KARACHI: Pakistan State Oil (PSO) posted a profit-after-tax (PAT) of Rs10 billion during the first half of this fiscal year ending on Dec 31, 2016, translating into earnings per share at Rs36.90.
It represented a growth of 49pc over the PAT at Rs 6.7bn and eps at Rs24.8 in the same period last year. The results were better than expected but the company board did not announce an interim cash dividend, which was a damper on investor sentiments as the oil marketing compnay’s stock price fell 2.89pc.
Analyst Waleed Rahmani at Arif Habib Ltd reckoned that the company skipped the interim dividend “amid cash crunch it is facing due to rising circular debt”.

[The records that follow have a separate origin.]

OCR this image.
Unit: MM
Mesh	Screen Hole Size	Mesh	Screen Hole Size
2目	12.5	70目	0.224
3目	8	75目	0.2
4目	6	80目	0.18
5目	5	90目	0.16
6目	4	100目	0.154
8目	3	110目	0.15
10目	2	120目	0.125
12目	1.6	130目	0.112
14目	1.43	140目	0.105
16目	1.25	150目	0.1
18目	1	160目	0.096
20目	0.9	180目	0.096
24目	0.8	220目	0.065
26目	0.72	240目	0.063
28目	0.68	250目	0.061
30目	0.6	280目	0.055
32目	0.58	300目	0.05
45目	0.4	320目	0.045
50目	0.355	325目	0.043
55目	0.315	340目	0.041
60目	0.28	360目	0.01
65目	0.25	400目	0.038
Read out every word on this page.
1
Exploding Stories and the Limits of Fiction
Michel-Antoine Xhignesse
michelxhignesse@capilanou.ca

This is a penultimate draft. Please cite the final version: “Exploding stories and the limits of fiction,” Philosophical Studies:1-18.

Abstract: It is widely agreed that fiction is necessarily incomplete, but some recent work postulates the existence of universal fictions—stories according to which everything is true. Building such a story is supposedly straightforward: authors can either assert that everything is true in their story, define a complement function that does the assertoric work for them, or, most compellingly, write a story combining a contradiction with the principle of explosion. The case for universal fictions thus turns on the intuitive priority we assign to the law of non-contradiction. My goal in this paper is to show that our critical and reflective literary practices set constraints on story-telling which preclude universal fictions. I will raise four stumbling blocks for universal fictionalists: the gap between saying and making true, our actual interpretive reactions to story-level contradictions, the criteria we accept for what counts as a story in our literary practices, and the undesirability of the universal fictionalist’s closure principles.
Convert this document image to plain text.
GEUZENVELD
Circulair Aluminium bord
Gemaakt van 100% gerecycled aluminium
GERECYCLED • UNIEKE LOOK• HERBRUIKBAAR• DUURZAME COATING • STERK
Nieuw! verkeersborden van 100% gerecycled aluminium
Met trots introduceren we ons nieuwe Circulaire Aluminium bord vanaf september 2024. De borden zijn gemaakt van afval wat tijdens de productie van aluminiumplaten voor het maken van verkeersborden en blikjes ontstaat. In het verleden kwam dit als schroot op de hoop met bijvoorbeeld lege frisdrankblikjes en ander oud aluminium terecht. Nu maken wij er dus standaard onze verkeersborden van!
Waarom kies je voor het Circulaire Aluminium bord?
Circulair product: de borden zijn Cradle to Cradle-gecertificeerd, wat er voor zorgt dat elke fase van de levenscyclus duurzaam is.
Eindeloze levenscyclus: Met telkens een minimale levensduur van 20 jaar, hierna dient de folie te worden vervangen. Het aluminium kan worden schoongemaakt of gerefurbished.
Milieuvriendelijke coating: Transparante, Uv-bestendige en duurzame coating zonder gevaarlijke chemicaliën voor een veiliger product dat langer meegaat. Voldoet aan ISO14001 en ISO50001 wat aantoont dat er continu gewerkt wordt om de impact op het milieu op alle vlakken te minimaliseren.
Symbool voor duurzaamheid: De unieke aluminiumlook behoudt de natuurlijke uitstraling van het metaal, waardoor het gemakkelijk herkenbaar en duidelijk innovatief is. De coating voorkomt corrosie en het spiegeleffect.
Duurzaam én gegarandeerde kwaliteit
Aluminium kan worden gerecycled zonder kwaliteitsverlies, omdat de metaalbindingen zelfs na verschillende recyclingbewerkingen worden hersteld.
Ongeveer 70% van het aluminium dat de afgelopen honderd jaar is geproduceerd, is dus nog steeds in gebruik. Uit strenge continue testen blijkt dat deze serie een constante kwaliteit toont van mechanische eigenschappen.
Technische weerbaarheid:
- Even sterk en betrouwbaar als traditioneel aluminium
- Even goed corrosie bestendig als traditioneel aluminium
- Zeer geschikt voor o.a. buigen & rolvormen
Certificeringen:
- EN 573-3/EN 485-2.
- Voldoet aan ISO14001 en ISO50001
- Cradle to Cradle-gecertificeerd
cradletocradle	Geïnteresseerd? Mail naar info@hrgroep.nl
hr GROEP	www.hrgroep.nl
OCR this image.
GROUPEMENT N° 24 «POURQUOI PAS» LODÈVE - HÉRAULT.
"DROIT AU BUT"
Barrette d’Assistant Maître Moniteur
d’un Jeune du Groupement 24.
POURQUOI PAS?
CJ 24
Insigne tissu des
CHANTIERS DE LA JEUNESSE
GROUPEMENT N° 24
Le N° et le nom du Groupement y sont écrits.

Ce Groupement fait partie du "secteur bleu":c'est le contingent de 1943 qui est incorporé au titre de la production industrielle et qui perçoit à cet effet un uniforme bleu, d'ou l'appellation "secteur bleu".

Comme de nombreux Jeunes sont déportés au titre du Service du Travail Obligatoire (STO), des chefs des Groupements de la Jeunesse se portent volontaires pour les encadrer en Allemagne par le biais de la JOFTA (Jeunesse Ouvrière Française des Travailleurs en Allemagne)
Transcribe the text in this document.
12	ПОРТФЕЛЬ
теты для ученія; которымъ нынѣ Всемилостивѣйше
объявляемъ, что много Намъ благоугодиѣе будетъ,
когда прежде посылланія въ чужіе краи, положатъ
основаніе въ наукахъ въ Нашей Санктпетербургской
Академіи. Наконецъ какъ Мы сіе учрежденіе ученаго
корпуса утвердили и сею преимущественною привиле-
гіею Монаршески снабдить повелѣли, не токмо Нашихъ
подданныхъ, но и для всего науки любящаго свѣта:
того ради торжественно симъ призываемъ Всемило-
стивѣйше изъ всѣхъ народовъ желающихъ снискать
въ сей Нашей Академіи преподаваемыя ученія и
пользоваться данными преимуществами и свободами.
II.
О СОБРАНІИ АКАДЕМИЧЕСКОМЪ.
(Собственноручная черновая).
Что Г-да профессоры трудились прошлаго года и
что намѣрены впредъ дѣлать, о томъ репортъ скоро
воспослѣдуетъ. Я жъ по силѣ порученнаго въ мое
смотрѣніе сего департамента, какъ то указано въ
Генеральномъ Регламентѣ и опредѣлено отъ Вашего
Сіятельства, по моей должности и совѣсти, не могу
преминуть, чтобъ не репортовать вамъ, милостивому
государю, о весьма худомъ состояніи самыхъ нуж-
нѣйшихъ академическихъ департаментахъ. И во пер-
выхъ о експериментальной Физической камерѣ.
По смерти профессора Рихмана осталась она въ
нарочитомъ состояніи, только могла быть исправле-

Sales during the July-December period amounted to Rs411.3bn, up 16pc over the sales of Rs354.0bn for the 1HFY2016. Gross profit rose 28pc to Rs17.8bn, from Rs13.8bn, while other income contribution surged 20pc to Rs6.32bn, from Rs5.26bn.
Analyst Umair Naseer at Topline Securities noted that strong sales and higher other income were the key earnings driver for PSO during 2QFY17. Higher oil volumes and oil prices mainly led sales growth, whereas ‘other income’ saw sharp increase likely due to penal income (markup on delayed payments to PSO).
The company’s oil volumes grew 22pc to 3.7m tonnes in 2QFY17, up 22pc year-on-year. Other operating expenses were higher by 10pc in line with expectations as exchange rate remained stable during the quarter. However, lower finance cost also contributed to the earnings growth.